Non ha lo sguardo di zaffiro che tu gli conosci. Il suo vestito è
rosso di sangue, è lacero e coperto di immondezze e di sputi. Il suo
volto è tumefatto e stravolto, il suo sguardo velato dal sangue e
dal pianto, e ti guarda attraverso la crosta di questi e della
polvere che appesantiscono le palpebre. Le mie mani lo vedi? - sono
già tutte una piaga e attendono la piaga ultima.
Guarda,
piccolo Giovanni, come mi guardò tuo fratello Giovanni. Dietro il
mio andare restano impronte sanguigne. Il sudore dilava il sangue che
geme dalle lacerazioni dei flagelli, che ancor resta dall'agonia
dell'Orto. La parola esce, nell'anelito dell'affanno di un cuore già
moren- te per tortura d'ogni nome, dalle labbra arse e contuse.
D'ora
in poi mi vedrai sovente così. Sono il Re del Dolore e verrò a
parlarti del dolore mio con la mia veste regale.

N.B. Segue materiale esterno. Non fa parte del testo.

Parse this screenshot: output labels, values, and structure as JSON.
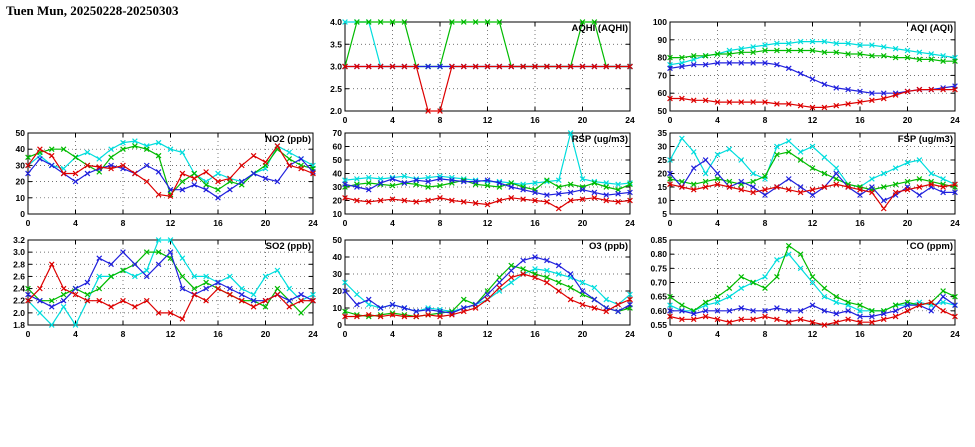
{
  "page": {
    "title": "Tuen Mun, 20250228-20250303"
  },
  "colors": {
    "red": "#dd0000",
    "green": "#00bb00",
    "blue": "#2020dd",
    "cyan": "#00dddd"
  },
  "chart_data": [
    {
      "type": "line",
      "title": "AQHI (AQHI)",
      "xlim": [
        0,
        24
      ],
      "xticks": [
        0,
        4,
        8,
        12,
        16,
        20,
        24
      ],
      "ylim": [
        2.0,
        4.0
      ],
      "yticks": [
        "2.0",
        "2.5",
        "3.0",
        "3.5",
        "4.0"
      ],
      "series": [
        {
          "name": "cyan",
          "color": "cyan",
          "values": [
            4,
            4,
            4,
            3,
            3,
            3,
            3,
            3,
            3,
            3,
            3,
            3,
            3,
            3,
            3,
            3,
            3,
            3,
            3,
            3,
            3,
            3,
            3,
            3,
            3
          ]
        },
        {
          "name": "green",
          "color": "green",
          "values": [
            3,
            4,
            4,
            4,
            4,
            4,
            3,
            3,
            3,
            4,
            4,
            4,
            4,
            4,
            3,
            3,
            3,
            3,
            3,
            3,
            4,
            4,
            3,
            3,
            3
          ]
        },
        {
          "name": "blue",
          "color": "blue",
          "values": [
            3,
            3,
            3,
            3,
            3,
            3,
            3,
            3,
            3,
            3,
            3,
            3,
            3,
            3,
            3,
            3,
            3,
            3,
            3,
            3,
            3,
            3,
            3,
            3,
            3
          ]
        },
        {
          "name": "red",
          "color": "red",
          "values": [
            3,
            3,
            3,
            3,
            3,
            3,
            3,
            2,
            2,
            3,
            3,
            3,
            3,
            3,
            3,
            3,
            3,
            3,
            3,
            3,
            3,
            3,
            3,
            3,
            3
          ]
        }
      ]
    },
    {
      "type": "line",
      "title": "AQI (AQI)",
      "xlim": [
        0,
        24
      ],
      "xticks": [
        0,
        4,
        8,
        12,
        16,
        20,
        24
      ],
      "ylim": [
        50,
        100
      ],
      "yticks": [
        "50",
        "60",
        "70",
        "80",
        "90",
        "100"
      ],
      "series": [
        {
          "name": "cyan",
          "color": "cyan",
          "values": [
            76,
            77,
            79,
            81,
            82,
            84,
            85,
            86,
            87,
            88,
            88,
            89,
            89,
            89,
            88,
            88,
            87,
            87,
            86,
            85,
            84,
            83,
            82,
            81,
            80
          ]
        },
        {
          "name": "green",
          "color": "green",
          "values": [
            80,
            80,
            81,
            81,
            82,
            82,
            83,
            83,
            84,
            84,
            84,
            84,
            84,
            83,
            83,
            82,
            82,
            81,
            81,
            80,
            80,
            79,
            79,
            78,
            78
          ]
        },
        {
          "name": "blue",
          "color": "blue",
          "values": [
            74,
            75,
            76,
            76,
            77,
            77,
            77,
            77,
            77,
            76,
            74,
            71,
            68,
            65,
            63,
            62,
            61,
            60,
            60,
            60,
            61,
            62,
            62,
            63,
            64
          ]
        },
        {
          "name": "red",
          "color": "red",
          "values": [
            57,
            57,
            56,
            56,
            55,
            55,
            55,
            55,
            55,
            54,
            54,
            53,
            52,
            52,
            53,
            54,
            55,
            56,
            57,
            59,
            61,
            62,
            62,
            62,
            62
          ]
        }
      ]
    },
    {
      "type": "line",
      "title": "NO2 (ppb)",
      "xlim": [
        0,
        24
      ],
      "xticks": [
        0,
        4,
        8,
        12,
        16,
        20,
        24
      ],
      "ylim": [
        0,
        50
      ],
      "yticks": [
        "0",
        "10",
        "20",
        "30",
        "40",
        "50"
      ],
      "series": [
        {
          "name": "cyan",
          "color": "cyan",
          "values": [
            30,
            36,
            30,
            28,
            35,
            38,
            34,
            40,
            44,
            45,
            42,
            44,
            40,
            38,
            25,
            20,
            25,
            22,
            20,
            25,
            28,
            42,
            38,
            34,
            30
          ]
        },
        {
          "name": "green",
          "color": "green",
          "values": [
            35,
            38,
            40,
            40,
            35,
            30,
            26,
            35,
            40,
            42,
            40,
            36,
            12,
            20,
            25,
            18,
            15,
            20,
            18,
            25,
            30,
            40,
            34,
            30,
            28
          ]
        },
        {
          "name": "blue",
          "color": "blue",
          "values": [
            25,
            34,
            30,
            25,
            20,
            25,
            28,
            30,
            28,
            25,
            30,
            26,
            15,
            15,
            18,
            15,
            10,
            15,
            20,
            25,
            22,
            20,
            30,
            34,
            26
          ]
        },
        {
          "name": "red",
          "color": "red",
          "values": [
            30,
            40,
            36,
            25,
            25,
            30,
            29,
            28,
            30,
            25,
            20,
            12,
            11,
            25,
            22,
            26,
            20,
            22,
            30,
            36,
            32,
            42,
            30,
            28,
            25
          ]
        }
      ]
    },
    {
      "type": "line",
      "title": "RSP (ug/m3)",
      "xlim": [
        0,
        24
      ],
      "xticks": [
        0,
        4,
        8,
        12,
        16,
        20,
        24
      ],
      "ylim": [
        10,
        70
      ],
      "yticks": [
        "10",
        "20",
        "30",
        "40",
        "50",
        "60",
        "70"
      ],
      "series": [
        {
          "name": "cyan",
          "color": "cyan",
          "values": [
            35,
            36,
            37,
            36,
            37,
            38,
            36,
            37,
            38,
            37,
            36,
            35,
            34,
            34,
            33,
            32,
            33,
            34,
            35,
            70,
            36,
            34,
            33,
            32,
            33
          ]
        },
        {
          "name": "green",
          "color": "green",
          "values": [
            30,
            32,
            33,
            32,
            31,
            33,
            32,
            30,
            31,
            33,
            35,
            32,
            31,
            30,
            33,
            30,
            28,
            35,
            30,
            32,
            30,
            33,
            30,
            28,
            32
          ]
        },
        {
          "name": "blue",
          "color": "blue",
          "values": [
            32,
            30,
            28,
            33,
            36,
            33,
            35,
            34,
            36,
            35,
            34,
            34,
            35,
            33,
            30,
            28,
            26,
            24,
            25,
            26,
            28,
            26,
            24,
            25,
            26
          ]
        },
        {
          "name": "red",
          "color": "red",
          "values": [
            22,
            20,
            19,
            20,
            21,
            20,
            19,
            20,
            22,
            20,
            19,
            18,
            17,
            20,
            22,
            21,
            20,
            19,
            14,
            20,
            21,
            22,
            20,
            19,
            20
          ]
        }
      ]
    },
    {
      "type": "line",
      "title": "FSP (ug/m3)",
      "xlim": [
        0,
        24
      ],
      "xticks": [
        0,
        4,
        8,
        12,
        16,
        20,
        24
      ],
      "ylim": [
        5,
        35
      ],
      "yticks": [
        "5",
        "10",
        "15",
        "20",
        "25",
        "30",
        "35"
      ],
      "series": [
        {
          "name": "cyan",
          "color": "cyan",
          "values": [
            25,
            33,
            28,
            20,
            27,
            29,
            25,
            20,
            18,
            30,
            32,
            28,
            30,
            26,
            22,
            16,
            15,
            18,
            20,
            22,
            24,
            25,
            20,
            18,
            16
          ]
        },
        {
          "name": "green",
          "color": "green",
          "values": [
            18,
            17,
            16,
            17,
            18,
            17,
            16,
            17,
            19,
            27,
            28,
            25,
            22,
            20,
            18,
            16,
            15,
            14,
            15,
            16,
            17,
            18,
            17,
            16,
            15
          ]
        },
        {
          "name": "blue",
          "color": "blue",
          "values": [
            20,
            15,
            22,
            25,
            20,
            15,
            17,
            15,
            12,
            15,
            18,
            15,
            12,
            15,
            20,
            15,
            12,
            15,
            10,
            12,
            15,
            12,
            15,
            13,
            13
          ]
        },
        {
          "name": "red",
          "color": "red",
          "values": [
            16,
            15,
            14,
            15,
            16,
            15,
            14,
            13,
            14,
            15,
            14,
            13,
            14,
            15,
            16,
            15,
            14,
            13,
            7,
            13,
            14,
            15,
            16,
            15,
            16
          ]
        }
      ]
    },
    {
      "type": "line",
      "title": "SO2 (ppb)",
      "xlim": [
        0,
        24
      ],
      "xticks": [
        0,
        4,
        8,
        12,
        16,
        20,
        24
      ],
      "ylim": [
        1.8,
        3.2
      ],
      "yticks": [
        "1.8",
        "2.0",
        "2.2",
        "2.4",
        "2.6",
        "2.8",
        "3.0",
        "3.2"
      ],
      "series": [
        {
          "name": "cyan",
          "color": "cyan",
          "values": [
            2.2,
            2.0,
            1.8,
            2.1,
            1.8,
            2.2,
            2.6,
            2.6,
            2.7,
            2.6,
            2.7,
            3.2,
            3.2,
            2.9,
            2.6,
            2.6,
            2.5,
            2.6,
            2.4,
            2.3,
            2.6,
            2.7,
            2.4,
            2.2,
            2.3
          ]
        },
        {
          "name": "green",
          "color": "green",
          "values": [
            2.4,
            2.2,
            2.2,
            2.3,
            2.4,
            2.3,
            2.4,
            2.6,
            2.7,
            2.8,
            3.0,
            3.0,
            2.9,
            2.6,
            2.4,
            2.5,
            2.4,
            2.3,
            2.2,
            2.2,
            2.1,
            2.4,
            2.2,
            2.0,
            2.2
          ]
        },
        {
          "name": "blue",
          "color": "blue",
          "values": [
            2.3,
            2.2,
            2.1,
            2.2,
            2.4,
            2.5,
            2.9,
            2.8,
            3.0,
            2.8,
            2.6,
            2.8,
            3.0,
            2.4,
            2.3,
            2.4,
            2.5,
            2.4,
            2.3,
            2.2,
            2.2,
            2.3,
            2.2,
            2.3,
            2.2
          ]
        },
        {
          "name": "red",
          "color": "red",
          "values": [
            2.2,
            2.4,
            2.8,
            2.4,
            2.3,
            2.2,
            2.2,
            2.1,
            2.2,
            2.1,
            2.2,
            2.0,
            2.0,
            1.9,
            2.3,
            2.2,
            2.4,
            2.3,
            2.2,
            2.1,
            2.2,
            2.3,
            2.1,
            2.2,
            2.2
          ]
        }
      ]
    },
    {
      "type": "line",
      "title": "O3 (ppb)",
      "xlim": [
        0,
        24
      ],
      "xticks": [
        0,
        4,
        8,
        12,
        16,
        20,
        24
      ],
      "ylim": [
        0,
        50
      ],
      "yticks": [
        "0",
        "10",
        "20",
        "30",
        "40",
        "50"
      ],
      "series": [
        {
          "name": "cyan",
          "color": "cyan",
          "values": [
            25,
            18,
            12,
            10,
            12,
            10,
            8,
            10,
            9,
            8,
            10,
            12,
            15,
            20,
            25,
            30,
            33,
            32,
            30,
            28,
            25,
            22,
            15,
            12,
            18
          ]
        },
        {
          "name": "green",
          "color": "green",
          "values": [
            8,
            6,
            5,
            6,
            7,
            6,
            5,
            6,
            7,
            8,
            15,
            12,
            20,
            28,
            35,
            33,
            30,
            28,
            25,
            22,
            18,
            15,
            10,
            8,
            10
          ]
        },
        {
          "name": "blue",
          "color": "blue",
          "values": [
            20,
            12,
            15,
            10,
            12,
            10,
            8,
            9,
            8,
            7,
            10,
            12,
            18,
            25,
            32,
            38,
            40,
            38,
            35,
            30,
            20,
            15,
            10,
            8,
            12
          ]
        },
        {
          "name": "red",
          "color": "red",
          "values": [
            5,
            5,
            6,
            5,
            6,
            5,
            5,
            6,
            5,
            6,
            8,
            10,
            15,
            22,
            28,
            30,
            28,
            25,
            20,
            15,
            12,
            10,
            8,
            12,
            15
          ]
        }
      ]
    },
    {
      "type": "line",
      "title": "CO (ppm)",
      "xlim": [
        0,
        24
      ],
      "xticks": [
        0,
        4,
        8,
        12,
        16,
        20,
        24
      ],
      "ylim": [
        0.55,
        0.85
      ],
      "yticks": [
        "0.55",
        "0.60",
        "0.65",
        "0.70",
        "0.75",
        "0.80",
        "0.85"
      ],
      "series": [
        {
          "name": "cyan",
          "color": "cyan",
          "values": [
            0.62,
            0.6,
            0.6,
            0.62,
            0.63,
            0.65,
            0.68,
            0.7,
            0.72,
            0.78,
            0.8,
            0.75,
            0.7,
            0.65,
            0.63,
            0.62,
            0.6,
            0.6,
            0.6,
            0.62,
            0.62,
            0.63,
            0.62,
            0.63,
            0.62
          ]
        },
        {
          "name": "green",
          "color": "green",
          "values": [
            0.65,
            0.62,
            0.6,
            0.63,
            0.65,
            0.68,
            0.72,
            0.7,
            0.68,
            0.72,
            0.83,
            0.8,
            0.72,
            0.68,
            0.65,
            0.63,
            0.62,
            0.6,
            0.6,
            0.62,
            0.63,
            0.62,
            0.63,
            0.67,
            0.65
          ]
        },
        {
          "name": "blue",
          "color": "blue",
          "values": [
            0.6,
            0.6,
            0.59,
            0.6,
            0.6,
            0.6,
            0.61,
            0.6,
            0.6,
            0.61,
            0.6,
            0.6,
            0.62,
            0.6,
            0.59,
            0.6,
            0.58,
            0.58,
            0.59,
            0.6,
            0.62,
            0.62,
            0.6,
            0.65,
            0.62
          ]
        },
        {
          "name": "red",
          "color": "red",
          "values": [
            0.58,
            0.57,
            0.57,
            0.58,
            0.57,
            0.56,
            0.57,
            0.57,
            0.58,
            0.57,
            0.56,
            0.57,
            0.56,
            0.55,
            0.56,
            0.57,
            0.56,
            0.56,
            0.57,
            0.58,
            0.6,
            0.62,
            0.63,
            0.6,
            0.58
          ]
        }
      ]
    }
  ]
}
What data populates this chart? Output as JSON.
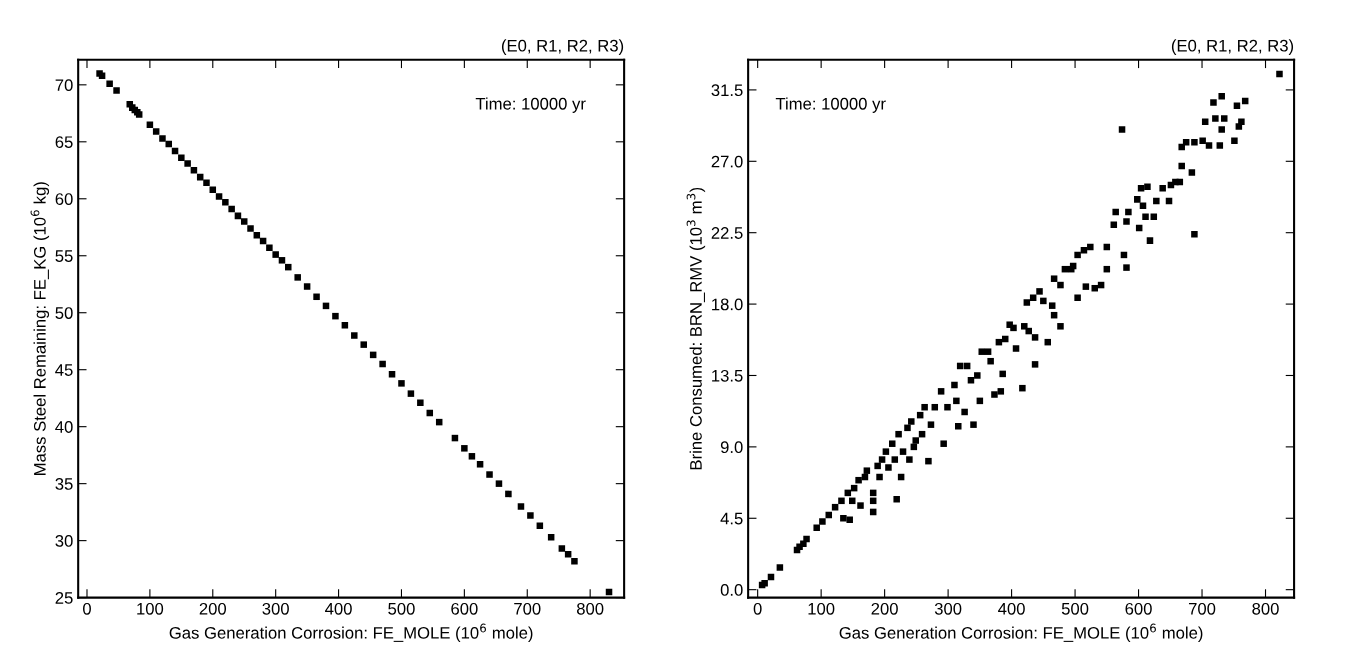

Seguimi, nonostante
la tua agonia. Saprò, poiché sono il Pietoso, mettere davanti alle
tue labbra, attossicate dal mio dolore, anche il miele profumato di
più serene contemplazioni. Ma devi ancor più preferire queste di
sangue, perché per esse tu hai la Vita e con esse porterai altri
alla Vita. Bacia la mia mano sanguinosa e vigila meditando su Me Redentore».
Vedo
Gesù così come Egli si descrive. Questa sera, dalle 19 in poi (sono
le 1,15 dell'11, ormai) sono proprio in agonia.